Nunca batia de um jeito limpo o bastante para provar alguma coisa, só o suficiente para me incomodar, e eu tentei ignorar depois de um tempo, me impedindo de ler os cartazes com tanta atenção, mas, quando você percebe uma coisa dessas, ela não vai embora de verdade. Só fica ali, esperando alguma coisa confirmar o que você suspeita, e essa confirmação veio há alguns dias.
Eu estava saindo do trabalho mais tarde do que o normal, e as ruas estavam mais silenciosas do que de costume. Não vazias, mas quietas o bastante para você notar os próprios passos mais do que o normal, e lembro de apertar o celular na mão e olhar as horas sem nem precisar, só para ter alguma coisa em que me concentrar enquanto caminhava. Foi então que ouvi passos atrás de mim, não perto o bastante para me dar pânico imediato, só ali, firmes, acompanhando o ritmo de quem anda na mesma direção, e quando virei um pouco o rosto sem olhar totalmente para trás, eu o vi.
Ele caminhava no mesmo ritmo, com a mesma expressão neutra, como se estivesse indo para algum lugar e eu fosse simplesmente alguém na frente dele, e eu voltei a olhar para a frente e continuei andando, mas já sentia aquela mesma tensão começando a crescer no peito. Atravessei a rua na próxima abertura sem deixar isso muito óbvio, e ele atravessou também, e foi aí que engoli seco e percebi o quanto minha boca estava seca. Diminui um pouco o passo, fingindo checar o celular de novo, e os passos dele ajustaram atrás de mim, acompanhando a mudança no ritmo.

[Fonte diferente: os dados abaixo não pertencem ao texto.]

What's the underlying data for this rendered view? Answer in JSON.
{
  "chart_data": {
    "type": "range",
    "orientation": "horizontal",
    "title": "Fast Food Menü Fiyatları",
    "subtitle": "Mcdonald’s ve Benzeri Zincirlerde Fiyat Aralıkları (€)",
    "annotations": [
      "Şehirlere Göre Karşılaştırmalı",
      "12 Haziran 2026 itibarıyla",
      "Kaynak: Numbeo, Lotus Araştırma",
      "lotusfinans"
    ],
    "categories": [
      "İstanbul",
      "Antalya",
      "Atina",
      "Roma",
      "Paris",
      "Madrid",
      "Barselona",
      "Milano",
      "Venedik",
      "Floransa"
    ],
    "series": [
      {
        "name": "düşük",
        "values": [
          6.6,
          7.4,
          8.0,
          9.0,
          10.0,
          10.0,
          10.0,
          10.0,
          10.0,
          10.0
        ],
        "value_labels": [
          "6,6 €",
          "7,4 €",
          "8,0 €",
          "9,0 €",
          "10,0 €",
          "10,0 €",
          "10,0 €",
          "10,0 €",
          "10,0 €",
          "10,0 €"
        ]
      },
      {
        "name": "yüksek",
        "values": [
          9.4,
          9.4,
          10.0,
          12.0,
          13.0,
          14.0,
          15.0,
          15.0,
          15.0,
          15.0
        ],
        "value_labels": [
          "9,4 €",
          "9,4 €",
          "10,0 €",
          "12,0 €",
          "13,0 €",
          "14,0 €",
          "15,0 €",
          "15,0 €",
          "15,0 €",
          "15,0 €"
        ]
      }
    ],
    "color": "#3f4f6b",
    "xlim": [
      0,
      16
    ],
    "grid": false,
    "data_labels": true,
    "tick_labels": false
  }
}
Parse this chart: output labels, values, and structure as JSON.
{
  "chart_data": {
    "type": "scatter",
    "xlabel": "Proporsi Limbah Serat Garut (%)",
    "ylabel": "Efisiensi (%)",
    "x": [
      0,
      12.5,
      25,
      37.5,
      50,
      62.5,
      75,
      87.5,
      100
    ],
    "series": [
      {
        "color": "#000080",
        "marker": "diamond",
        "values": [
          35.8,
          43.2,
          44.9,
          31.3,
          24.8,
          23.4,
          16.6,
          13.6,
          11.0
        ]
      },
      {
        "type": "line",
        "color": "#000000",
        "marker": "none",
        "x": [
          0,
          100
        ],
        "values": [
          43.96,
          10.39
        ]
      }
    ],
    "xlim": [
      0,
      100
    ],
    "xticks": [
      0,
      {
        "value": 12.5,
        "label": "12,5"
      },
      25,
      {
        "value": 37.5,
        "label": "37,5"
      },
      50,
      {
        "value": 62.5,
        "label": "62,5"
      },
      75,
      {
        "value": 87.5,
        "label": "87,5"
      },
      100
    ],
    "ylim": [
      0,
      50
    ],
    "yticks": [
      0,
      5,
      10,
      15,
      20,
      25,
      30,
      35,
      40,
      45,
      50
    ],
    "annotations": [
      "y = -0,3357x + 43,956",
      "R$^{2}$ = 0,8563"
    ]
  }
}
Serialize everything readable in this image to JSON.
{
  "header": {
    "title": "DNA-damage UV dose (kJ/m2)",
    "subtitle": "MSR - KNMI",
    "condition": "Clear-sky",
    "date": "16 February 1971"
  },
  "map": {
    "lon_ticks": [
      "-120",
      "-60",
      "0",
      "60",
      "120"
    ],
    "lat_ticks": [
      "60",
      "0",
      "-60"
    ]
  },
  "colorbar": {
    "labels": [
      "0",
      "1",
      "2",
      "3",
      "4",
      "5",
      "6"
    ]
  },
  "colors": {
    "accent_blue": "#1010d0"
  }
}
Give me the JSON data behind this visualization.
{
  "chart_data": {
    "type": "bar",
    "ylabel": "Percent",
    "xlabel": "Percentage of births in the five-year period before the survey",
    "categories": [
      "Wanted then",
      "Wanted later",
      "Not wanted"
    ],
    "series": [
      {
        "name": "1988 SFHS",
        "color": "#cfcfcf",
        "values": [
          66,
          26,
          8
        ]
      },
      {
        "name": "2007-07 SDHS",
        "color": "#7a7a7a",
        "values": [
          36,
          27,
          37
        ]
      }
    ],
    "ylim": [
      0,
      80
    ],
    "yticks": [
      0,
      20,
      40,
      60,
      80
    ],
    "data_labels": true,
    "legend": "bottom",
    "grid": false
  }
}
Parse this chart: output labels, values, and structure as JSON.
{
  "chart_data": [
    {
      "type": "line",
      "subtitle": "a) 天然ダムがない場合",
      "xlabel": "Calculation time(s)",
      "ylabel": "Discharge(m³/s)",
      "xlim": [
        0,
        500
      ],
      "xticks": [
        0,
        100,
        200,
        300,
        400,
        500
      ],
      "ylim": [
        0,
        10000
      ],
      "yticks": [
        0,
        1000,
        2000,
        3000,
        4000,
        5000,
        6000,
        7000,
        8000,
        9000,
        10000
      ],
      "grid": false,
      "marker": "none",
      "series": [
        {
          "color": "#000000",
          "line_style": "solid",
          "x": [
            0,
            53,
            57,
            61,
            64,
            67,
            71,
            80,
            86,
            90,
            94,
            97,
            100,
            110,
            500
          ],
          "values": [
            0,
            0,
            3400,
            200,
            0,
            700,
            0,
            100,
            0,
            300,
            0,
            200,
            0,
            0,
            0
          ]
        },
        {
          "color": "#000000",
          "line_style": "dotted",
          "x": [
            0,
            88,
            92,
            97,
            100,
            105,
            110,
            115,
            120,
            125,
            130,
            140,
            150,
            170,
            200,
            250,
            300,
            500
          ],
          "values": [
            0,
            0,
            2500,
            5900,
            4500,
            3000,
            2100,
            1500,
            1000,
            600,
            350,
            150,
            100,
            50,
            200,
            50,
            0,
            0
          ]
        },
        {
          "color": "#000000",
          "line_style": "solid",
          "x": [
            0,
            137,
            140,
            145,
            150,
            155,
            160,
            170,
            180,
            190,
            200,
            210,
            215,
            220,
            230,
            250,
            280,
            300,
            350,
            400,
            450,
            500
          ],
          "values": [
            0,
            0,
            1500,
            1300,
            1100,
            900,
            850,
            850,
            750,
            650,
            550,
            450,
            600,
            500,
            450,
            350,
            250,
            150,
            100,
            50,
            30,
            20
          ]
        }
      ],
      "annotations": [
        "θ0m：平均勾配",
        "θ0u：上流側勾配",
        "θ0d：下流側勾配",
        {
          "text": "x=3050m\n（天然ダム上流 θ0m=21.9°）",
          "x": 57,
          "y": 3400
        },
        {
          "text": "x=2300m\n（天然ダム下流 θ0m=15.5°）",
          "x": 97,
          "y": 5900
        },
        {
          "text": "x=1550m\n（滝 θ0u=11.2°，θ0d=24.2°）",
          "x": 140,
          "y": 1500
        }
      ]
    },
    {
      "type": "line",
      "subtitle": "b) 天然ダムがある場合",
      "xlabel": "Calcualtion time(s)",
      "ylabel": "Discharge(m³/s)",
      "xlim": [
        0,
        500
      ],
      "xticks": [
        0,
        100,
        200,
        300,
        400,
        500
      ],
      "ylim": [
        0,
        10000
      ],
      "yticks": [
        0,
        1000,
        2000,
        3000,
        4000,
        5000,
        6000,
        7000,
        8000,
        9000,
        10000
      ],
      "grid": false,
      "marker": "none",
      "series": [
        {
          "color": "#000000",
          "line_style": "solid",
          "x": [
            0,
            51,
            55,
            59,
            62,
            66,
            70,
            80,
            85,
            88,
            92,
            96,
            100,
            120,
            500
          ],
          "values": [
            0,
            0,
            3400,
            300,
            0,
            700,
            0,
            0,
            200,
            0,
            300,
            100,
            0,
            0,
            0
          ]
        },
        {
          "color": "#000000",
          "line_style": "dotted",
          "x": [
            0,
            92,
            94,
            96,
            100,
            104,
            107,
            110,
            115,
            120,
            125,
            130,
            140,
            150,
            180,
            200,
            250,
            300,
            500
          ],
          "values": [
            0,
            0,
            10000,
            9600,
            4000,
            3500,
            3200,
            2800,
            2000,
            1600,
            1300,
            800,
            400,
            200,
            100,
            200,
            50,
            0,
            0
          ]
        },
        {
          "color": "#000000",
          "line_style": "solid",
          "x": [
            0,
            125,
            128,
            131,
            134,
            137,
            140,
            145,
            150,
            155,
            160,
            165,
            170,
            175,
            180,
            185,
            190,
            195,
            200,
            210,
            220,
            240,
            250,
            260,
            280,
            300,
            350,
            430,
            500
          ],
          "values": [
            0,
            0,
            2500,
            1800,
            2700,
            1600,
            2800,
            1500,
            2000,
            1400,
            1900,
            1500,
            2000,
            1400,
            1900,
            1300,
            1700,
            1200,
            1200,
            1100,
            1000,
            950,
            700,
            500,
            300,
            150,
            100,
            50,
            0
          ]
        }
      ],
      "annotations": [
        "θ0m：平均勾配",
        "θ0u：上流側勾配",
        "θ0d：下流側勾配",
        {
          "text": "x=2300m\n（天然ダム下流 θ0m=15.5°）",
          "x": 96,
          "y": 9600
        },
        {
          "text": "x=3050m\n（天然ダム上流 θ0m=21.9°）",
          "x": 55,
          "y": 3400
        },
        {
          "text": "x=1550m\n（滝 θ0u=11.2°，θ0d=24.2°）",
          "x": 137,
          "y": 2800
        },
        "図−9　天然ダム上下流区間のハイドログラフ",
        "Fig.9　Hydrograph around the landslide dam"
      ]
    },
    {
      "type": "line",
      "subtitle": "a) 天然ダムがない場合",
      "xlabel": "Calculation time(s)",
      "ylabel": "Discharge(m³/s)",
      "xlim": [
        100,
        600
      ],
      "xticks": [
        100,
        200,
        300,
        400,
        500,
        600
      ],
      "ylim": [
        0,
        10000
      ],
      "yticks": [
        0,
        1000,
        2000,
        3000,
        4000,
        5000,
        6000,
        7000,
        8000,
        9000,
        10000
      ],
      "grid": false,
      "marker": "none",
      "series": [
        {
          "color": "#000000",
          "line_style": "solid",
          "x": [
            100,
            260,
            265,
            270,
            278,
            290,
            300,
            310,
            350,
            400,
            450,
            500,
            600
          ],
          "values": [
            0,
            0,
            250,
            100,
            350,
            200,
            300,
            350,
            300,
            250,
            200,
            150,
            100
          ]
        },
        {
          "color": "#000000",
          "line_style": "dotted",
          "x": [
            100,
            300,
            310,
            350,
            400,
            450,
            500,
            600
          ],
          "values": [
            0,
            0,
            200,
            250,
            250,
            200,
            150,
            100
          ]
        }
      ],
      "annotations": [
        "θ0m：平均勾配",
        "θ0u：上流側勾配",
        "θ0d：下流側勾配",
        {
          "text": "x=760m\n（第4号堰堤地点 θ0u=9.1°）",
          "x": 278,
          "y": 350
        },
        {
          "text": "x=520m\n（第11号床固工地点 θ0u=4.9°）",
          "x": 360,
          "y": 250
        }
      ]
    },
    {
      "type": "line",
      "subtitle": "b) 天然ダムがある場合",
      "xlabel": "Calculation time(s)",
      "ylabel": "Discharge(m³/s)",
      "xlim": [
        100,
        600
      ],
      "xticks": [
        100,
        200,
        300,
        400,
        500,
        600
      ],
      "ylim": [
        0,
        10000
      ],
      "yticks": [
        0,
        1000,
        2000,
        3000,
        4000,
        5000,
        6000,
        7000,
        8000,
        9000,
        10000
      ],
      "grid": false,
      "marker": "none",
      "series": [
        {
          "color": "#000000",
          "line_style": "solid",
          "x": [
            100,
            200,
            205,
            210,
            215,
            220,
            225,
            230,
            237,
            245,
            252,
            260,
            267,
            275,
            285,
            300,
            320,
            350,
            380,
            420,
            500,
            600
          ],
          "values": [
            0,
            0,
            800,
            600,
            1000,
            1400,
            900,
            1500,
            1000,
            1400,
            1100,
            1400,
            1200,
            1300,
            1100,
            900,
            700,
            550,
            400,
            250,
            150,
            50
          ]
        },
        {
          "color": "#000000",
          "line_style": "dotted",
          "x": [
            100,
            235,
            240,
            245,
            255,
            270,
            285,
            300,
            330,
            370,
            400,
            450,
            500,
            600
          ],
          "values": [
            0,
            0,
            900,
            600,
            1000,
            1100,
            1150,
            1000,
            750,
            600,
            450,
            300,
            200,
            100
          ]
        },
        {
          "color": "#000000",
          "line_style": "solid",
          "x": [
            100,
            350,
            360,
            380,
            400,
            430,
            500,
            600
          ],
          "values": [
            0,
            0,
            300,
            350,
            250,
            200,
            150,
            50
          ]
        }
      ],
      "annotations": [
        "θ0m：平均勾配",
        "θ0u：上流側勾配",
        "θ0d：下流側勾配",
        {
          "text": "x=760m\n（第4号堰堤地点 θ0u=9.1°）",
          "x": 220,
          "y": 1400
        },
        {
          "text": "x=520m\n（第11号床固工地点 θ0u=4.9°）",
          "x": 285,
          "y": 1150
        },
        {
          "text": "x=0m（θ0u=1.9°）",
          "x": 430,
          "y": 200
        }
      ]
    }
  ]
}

Naquela hora eu não me virei. Em vez disso, acelerei e continuei andando até chegar a uma rua mais movimentada, com gente o bastante para eu não me sentir tão exposto, e, quando finalmente olhei para trás, ele tinha sumido. Fiquei parado por um segundo a mais do que devia, vasculhando a rua com os olhos, mas não havia um caminho claro por onde ele pudesse ter ido sem que eu visse, e eu tentei me convencer de que estava exagerando, de que aquilo não provava nada, de que eu tinha ligado pontos que na verdade não estavam ligados.
Isso funcionou por cerca de um dia.
Depois, eu vi o cartaz mais recente.
Ele estava no mesmo poste perto do posto de gasolina, colocado por cima de um dos cartazes mais antigos que já começavam a soltar nas bordas, e eu parei sem perceber e comecei a ler, já sabendo o que procurava antes mesmo de chegar naquela parte. “Visto pela última vez falando com um homem”, e, desta vez, havia uma descrição embaixo dizendo “30 e poucos anos, altura mediana, roupas escuras, sem características identificáveis”, e eu fiquei ali mais tempo do que devia, lendo aquilo de novo e de novo, até deixar de parecer coincidência e começar a parecer alguma coisa sobre a qual eu deveria ter falado antes.
Quando levantei os olhos, ele estava parado do outro lado da rua, sem se mexer, sem fingir estar ocupado, só olhando diretamente para mim como se estivesse esperando que eu o notasse. E, pela primeira vez, não pareceu que eu tinha descoberto alguma coisa.
Pareceu que tinham me descoberto também.